Gb3-Coated Bovine Milk Exosomes as a Practical Neutralizer for Shiga Toxin

Shiga toxin (Stx) is associated with foodborne infections of some Shigella spp. and Shiga toxin-producing Escherichia coli (STEC), leading to life-threatening hemolytic uremic syndrome (HUS). Target-specific therapeutics against HUS are currently unavailable in clinical practice. Herein, we reported the construction and in vitro characterization of Gb3-coated bovine milk exosomes (Gb3-mExo) as a multivalent Shiga toxin neutralizer, utilizing the natural advantages of milk exosomes (mExo) in drug delivery and multivalent interactions between Stx and its receptor Gb3. Gb3-mExo constructs were achieved by conjugating mExo with the Gb3 derivatives containing stearic acid-derived lipid tail, which was prepared through an efficient chemoenzymatic approach.
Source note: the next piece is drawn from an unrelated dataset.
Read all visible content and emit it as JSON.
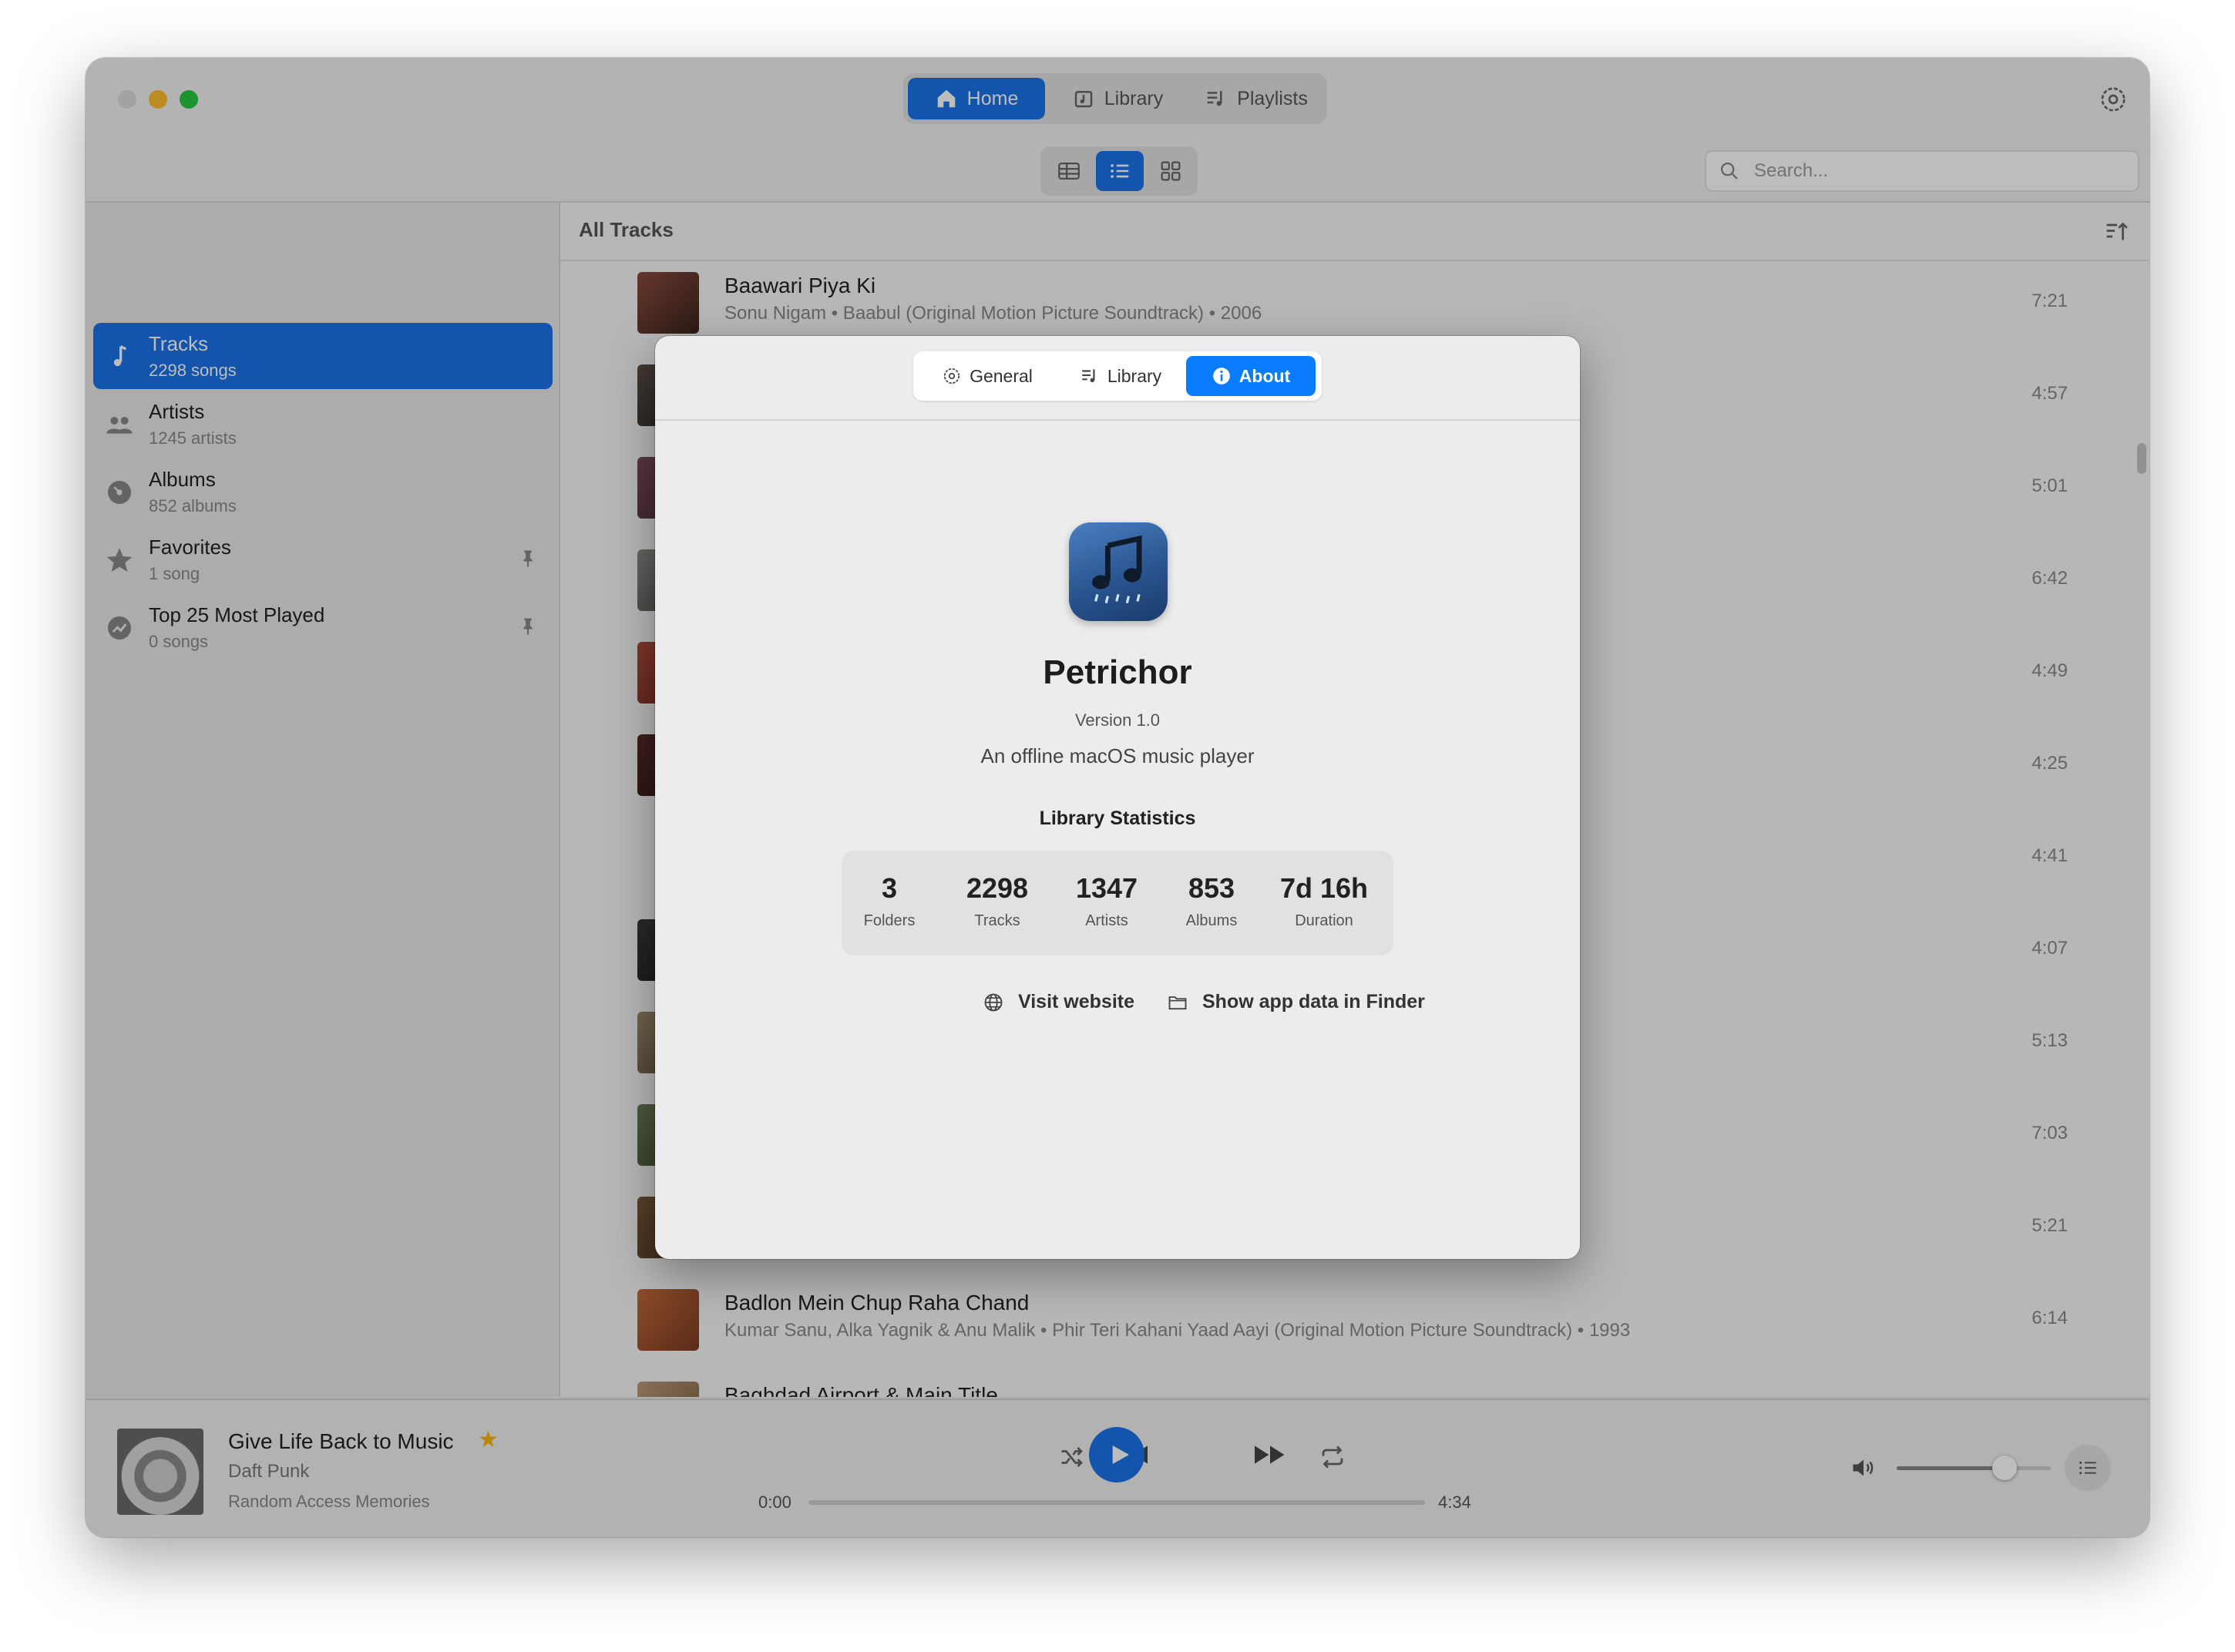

The constructs were able to potently neutralize the binding of the B subunit of Stx2 (Stx2B) to receptor Gb3 immobilized on the plate or expressed on model cells. General safety of the constructs was evidenced by the cytotoxicity analysis and hemolysis assay. In addition to the excellent stability under conventional storage and handling conditions, the construct can also retain most of its neutralization potency under gastrointestinal pH extremes, showing the potential for oral administration. Considering the natural availability and excellent biocompatibility of mExo, Gb3-mExo conjugates should prove to be a practical prophylactic and therapeutic for the Shiga toxin-related infections.